UN

Guatemala Gives the U.N. the Boot

1/14/19
from The Wall Street Journal,
1/13/19:

The Commission Against Impunity undercuts confidence in the justice system..

While President Trump has been tangling with Congress over security solutions along the U.S. southern border, the United Nations has provoked a political crisis in Guatemala. The U.S. is unlikely to make progress on the former without paying attention to the latter. The U.N.’s Commission Against Impunity in Guatemala, or CICIG, began work in 2007 with a mandate to investigate illicit security forces and clandestine organizations and to support the Guatemalan attorney general in prosecuting organized crime. Yet in 11 years, CICIG has secured precious few successful prosecutions and none among high-level politicians. Meanwhile it has undermined confidence in the Guatemalan justice system, and CICIG Commissioner Iván Velásquez has become a lightning rod for controversy. Last Monday Guatemalan President Jimmy Morales gave the commission 24 hours to leave the country. CICIG complied—for now.
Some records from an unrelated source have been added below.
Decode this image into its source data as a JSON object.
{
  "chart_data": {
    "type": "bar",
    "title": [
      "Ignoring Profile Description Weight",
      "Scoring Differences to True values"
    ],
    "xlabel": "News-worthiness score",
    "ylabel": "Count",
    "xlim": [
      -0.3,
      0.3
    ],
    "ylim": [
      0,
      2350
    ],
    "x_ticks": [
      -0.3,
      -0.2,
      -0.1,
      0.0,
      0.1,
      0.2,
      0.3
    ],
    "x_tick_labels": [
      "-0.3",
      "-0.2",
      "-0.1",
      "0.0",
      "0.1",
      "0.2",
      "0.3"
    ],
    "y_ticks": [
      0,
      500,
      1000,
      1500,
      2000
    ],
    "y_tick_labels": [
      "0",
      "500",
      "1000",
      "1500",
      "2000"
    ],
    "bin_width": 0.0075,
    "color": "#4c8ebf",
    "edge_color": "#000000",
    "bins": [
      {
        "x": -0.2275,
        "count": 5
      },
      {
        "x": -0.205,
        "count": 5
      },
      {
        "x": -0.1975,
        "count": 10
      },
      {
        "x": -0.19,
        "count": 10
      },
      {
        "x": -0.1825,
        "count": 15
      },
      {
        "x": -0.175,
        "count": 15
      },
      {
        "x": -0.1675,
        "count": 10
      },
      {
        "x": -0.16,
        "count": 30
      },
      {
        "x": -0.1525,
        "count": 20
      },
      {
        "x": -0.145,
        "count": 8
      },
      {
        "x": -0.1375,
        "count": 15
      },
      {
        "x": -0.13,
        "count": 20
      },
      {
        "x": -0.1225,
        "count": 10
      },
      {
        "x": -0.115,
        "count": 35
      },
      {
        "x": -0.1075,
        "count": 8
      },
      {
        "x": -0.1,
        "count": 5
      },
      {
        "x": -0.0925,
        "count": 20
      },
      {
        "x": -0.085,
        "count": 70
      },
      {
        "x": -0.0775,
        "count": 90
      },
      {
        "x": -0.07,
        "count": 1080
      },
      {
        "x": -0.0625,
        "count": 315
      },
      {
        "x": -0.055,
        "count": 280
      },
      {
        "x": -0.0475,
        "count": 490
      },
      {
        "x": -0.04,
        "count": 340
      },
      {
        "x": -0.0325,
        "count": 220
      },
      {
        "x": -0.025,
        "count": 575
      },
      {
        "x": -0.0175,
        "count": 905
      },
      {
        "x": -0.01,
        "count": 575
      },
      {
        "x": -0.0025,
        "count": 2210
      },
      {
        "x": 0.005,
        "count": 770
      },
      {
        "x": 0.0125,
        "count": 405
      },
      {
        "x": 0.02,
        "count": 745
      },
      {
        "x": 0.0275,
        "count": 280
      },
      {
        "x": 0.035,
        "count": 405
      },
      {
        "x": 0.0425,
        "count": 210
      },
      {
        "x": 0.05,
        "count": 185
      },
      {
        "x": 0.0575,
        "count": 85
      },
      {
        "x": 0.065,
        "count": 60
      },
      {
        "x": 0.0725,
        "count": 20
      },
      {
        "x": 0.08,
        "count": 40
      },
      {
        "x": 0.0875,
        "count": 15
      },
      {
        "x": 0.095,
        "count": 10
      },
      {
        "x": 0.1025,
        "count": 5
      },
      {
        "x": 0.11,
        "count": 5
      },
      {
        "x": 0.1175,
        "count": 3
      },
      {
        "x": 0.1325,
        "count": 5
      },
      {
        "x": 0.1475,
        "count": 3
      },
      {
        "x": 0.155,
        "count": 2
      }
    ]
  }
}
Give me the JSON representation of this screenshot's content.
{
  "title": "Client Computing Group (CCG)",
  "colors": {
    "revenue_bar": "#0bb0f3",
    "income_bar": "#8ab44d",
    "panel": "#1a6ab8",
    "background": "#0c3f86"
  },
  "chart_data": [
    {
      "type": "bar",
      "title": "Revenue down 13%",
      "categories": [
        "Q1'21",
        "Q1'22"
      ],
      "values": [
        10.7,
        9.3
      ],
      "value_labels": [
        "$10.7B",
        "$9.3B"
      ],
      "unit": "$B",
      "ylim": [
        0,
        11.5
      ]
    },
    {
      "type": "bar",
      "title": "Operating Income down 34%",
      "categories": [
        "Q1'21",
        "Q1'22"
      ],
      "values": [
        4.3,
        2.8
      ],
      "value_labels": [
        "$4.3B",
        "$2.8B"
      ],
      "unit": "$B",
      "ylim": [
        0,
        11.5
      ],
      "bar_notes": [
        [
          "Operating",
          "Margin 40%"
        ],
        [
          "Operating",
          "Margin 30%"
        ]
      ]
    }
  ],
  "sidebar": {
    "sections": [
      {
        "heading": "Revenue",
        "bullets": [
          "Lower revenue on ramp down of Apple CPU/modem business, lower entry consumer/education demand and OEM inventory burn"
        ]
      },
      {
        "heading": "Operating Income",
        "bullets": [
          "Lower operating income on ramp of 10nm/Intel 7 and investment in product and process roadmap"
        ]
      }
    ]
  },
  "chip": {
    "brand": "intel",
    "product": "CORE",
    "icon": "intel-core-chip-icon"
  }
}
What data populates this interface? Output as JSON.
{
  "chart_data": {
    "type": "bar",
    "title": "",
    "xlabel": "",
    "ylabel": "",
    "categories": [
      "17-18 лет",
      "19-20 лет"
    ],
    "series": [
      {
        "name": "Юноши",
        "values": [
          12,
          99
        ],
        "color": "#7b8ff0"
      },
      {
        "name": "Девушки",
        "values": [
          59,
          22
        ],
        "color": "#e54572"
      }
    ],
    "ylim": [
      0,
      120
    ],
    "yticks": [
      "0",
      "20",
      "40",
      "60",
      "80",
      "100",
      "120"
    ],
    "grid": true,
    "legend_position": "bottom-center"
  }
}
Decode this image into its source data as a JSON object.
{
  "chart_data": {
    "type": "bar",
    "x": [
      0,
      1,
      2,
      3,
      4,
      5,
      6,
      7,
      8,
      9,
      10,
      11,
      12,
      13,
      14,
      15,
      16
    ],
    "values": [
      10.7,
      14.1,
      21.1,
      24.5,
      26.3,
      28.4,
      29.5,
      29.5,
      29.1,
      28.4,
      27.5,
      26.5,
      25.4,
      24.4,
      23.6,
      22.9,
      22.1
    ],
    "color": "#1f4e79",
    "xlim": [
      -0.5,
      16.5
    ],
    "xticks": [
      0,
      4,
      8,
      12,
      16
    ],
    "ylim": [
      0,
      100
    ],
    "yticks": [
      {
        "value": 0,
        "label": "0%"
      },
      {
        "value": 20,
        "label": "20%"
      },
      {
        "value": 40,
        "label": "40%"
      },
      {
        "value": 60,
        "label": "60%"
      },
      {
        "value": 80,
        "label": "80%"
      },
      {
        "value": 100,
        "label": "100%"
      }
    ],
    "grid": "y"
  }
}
According to people familiar with the matter, the Morales government had brought credible complaints to U.N. Secretary-General António Guterres about CICIG witness tampering, illegal negotiations with convicted criminals, and prolonged, illegal preventive detention as a form of psychological torture. It complained that a CICIG official publicly stated that the commission is above the Guatemalan Constitution. Stéphane Dujarric, the U.N. secretary-general’s spokesman, told me by email on Thursday that the U.N. doesn’t believe CICIG is above the constitution. But he said “the management and running of the commission are the responsibility of the Commissioner. Questions relating to personnel should be addressed to the Commission itself.” In the U.N.’s eyes, Mr. Velásquez answers to no higher power.